Here is the code and the output atleast seems to work in the same direction.

def custom_map5(preds, lgb_dataset):
    labels = lgb_dataset.get_label()
    groups_size = lgb_dataset.get_group()
    begin = 0
    ranks = []
    for group_size in groups_size:
        preds_group = preds[begin : (begin + group_size)]  # noqa
        temp = (-preds_group).argsort()
        ranks_group = np.empty_like(temp)
        ranks_group[temp] = np.arange(len(preds_group))
        ranks.append(ranks_group)
        begin += group_size

    ranks = np.concatenate(ranks)
    is_top5 = ranks < 5
    map5 = labels[is_top5].sum() / labels.sum()
    return "custom_map@5", map5, True


lgb_train = lgb.Dataset(X_train, label=y_train, group=group_train)
lgb_valid = lgb.Dataset(X_valid, label=y_valid, group=group_valid)

param_ranking = {
    "objective": "lambdarank",
    "label_gain": [i for i in range(max(y_train.max(), y_valid.max()) + 1)],
    "metric": ["ndcg", "map"],
    "eval_at": 5,
    "random_state": 1,
    "verbosity": -1,
    # 'num_threads': 16,
    "learning_rate": 0.2,
}

model_gbm = lgb.train(
    param_ranking,
    lgb_train,
    2000,
    valid_sets=[lgb_train, lgb_valid],
    early_stopping_rounds=20,
    verbose_eval=10,
    feval=custom_map5,
)

df_valid["pred"] = model_gbm.predict(X_valid)
df_valid["pred_rank"] = df_valid.groupby(cols_group)["pred"].rank(ascending=False, method="first")
map5_valid = df_valid[df_valid["pred_rank"] <= 5]["click_cnt"].sum() / df_valid["click_cnt"].sum()
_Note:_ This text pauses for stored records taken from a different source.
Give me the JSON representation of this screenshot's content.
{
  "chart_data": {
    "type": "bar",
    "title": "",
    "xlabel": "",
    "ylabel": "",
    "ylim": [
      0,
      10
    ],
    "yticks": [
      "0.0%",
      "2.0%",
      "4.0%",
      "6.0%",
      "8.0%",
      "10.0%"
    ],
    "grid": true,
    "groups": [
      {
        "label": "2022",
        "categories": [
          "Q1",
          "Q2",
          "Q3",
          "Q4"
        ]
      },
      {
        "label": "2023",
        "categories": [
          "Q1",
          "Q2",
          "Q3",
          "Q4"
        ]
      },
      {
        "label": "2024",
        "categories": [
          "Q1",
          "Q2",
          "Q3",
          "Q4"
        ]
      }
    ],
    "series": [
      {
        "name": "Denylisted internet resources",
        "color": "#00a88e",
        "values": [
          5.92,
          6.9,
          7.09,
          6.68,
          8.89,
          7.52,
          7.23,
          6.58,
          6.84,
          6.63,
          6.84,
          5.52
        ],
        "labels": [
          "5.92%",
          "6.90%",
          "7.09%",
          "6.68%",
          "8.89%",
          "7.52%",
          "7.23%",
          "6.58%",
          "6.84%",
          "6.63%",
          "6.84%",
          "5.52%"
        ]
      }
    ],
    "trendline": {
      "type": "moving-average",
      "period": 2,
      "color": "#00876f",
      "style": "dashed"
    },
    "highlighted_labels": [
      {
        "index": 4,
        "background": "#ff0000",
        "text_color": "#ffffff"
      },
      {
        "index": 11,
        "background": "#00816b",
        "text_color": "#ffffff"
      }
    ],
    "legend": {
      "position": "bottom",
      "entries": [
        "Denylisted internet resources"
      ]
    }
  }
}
np.testing.assert_almost_equal(model_gbm.best_score["valid_1"]["custom_map@5"], map5_valid, decimal=3)

Outputs :

Training until validation scores don't improve for 20 rounds
[10]	training's ndcg@5: 0.815343	training's map@5: 0.783007	training's custom_map@5: 0.520511	valid_1's ndcg@5: 0.813017	valid_1's map@5: 0.779521	valid_1's custom_map@5: 0.523949
[20]	training's ndcg@5: 0.819935	training's map@5: 0.788001	training's custom_map@5: 0.522785	valid_1's ndcg@5: 0.815812	valid_1's map@5: 0.782607	valid_1's custom_map@5: 0.526175
[30]	training's ndcg@5: 0.822388	training's map@5: 0.790513	training's custom_map@5: 0.523917	valid_1's ndcg@5: 0.817068	valid_1's map@5: 0.783851	valid_1's custom_map@5: 0.527015
[40]	training's ndcg@5: 0.824651	training's map@5: 0.792752	training's custom_map@5: 0.524872	valid_1's ndcg@5: 0.817749	valid_1's map@5: 0.784574	valid_1's custom_map@5: 0.527479
[50]	training's ndcg@5: 0.826833	training's map@5: 0.795156	training's custom_map@5: 0.525806	valid_1's ndcg@5: 0.818177	valid_1's map@5: 0.785092	valid_1's custom_map@5: 0.527947
[60]	training's ndcg@5: 0.828554	training's map@5: 0.797114	training's custom_map@5: 0.526303	valid_1's ndcg@5: 0.818361	valid_1's map@5: 0.785287	valid_1's custom_map@5: 0.528142
[70]	training's ndcg@5: 0.830337	training's map@5: 0.799026	training's custom_map@5: 0.526703	valid_1's ndcg@5: 0.818588	valid_1's map@5: 0.785558	valid_1's custom_map@5: 0.52843
[80]	training's ndcg@5: 0.831949	training's map@5: 0.800502	training's custom_map@5: 0.527388	valid_1's ndcg@5: 0.818452	valid_1's map@5: 0.785409	valid_1's custom_map@5: 0.528522
Early stopping, best iteration is:
[69]	training's ndcg@5: 0.830104	training's map@5: 0.798771	training's custom_map@5: 0.526663	valid_1's ndcg@5: 0.8187	valid_1's map@5: 0.785716	valid_1's custom_map@5: 0.528426

They seems correlated (at least I know I'm optimizing in the right direction), but still don't understand why I'm not able to reproduce the same results between map@5 and custom_map@5. Any idea welcome!

[lgrz]

One thing to note is that AP is usually calculated with binary relevance judgments. Perhaps this is related to your issue?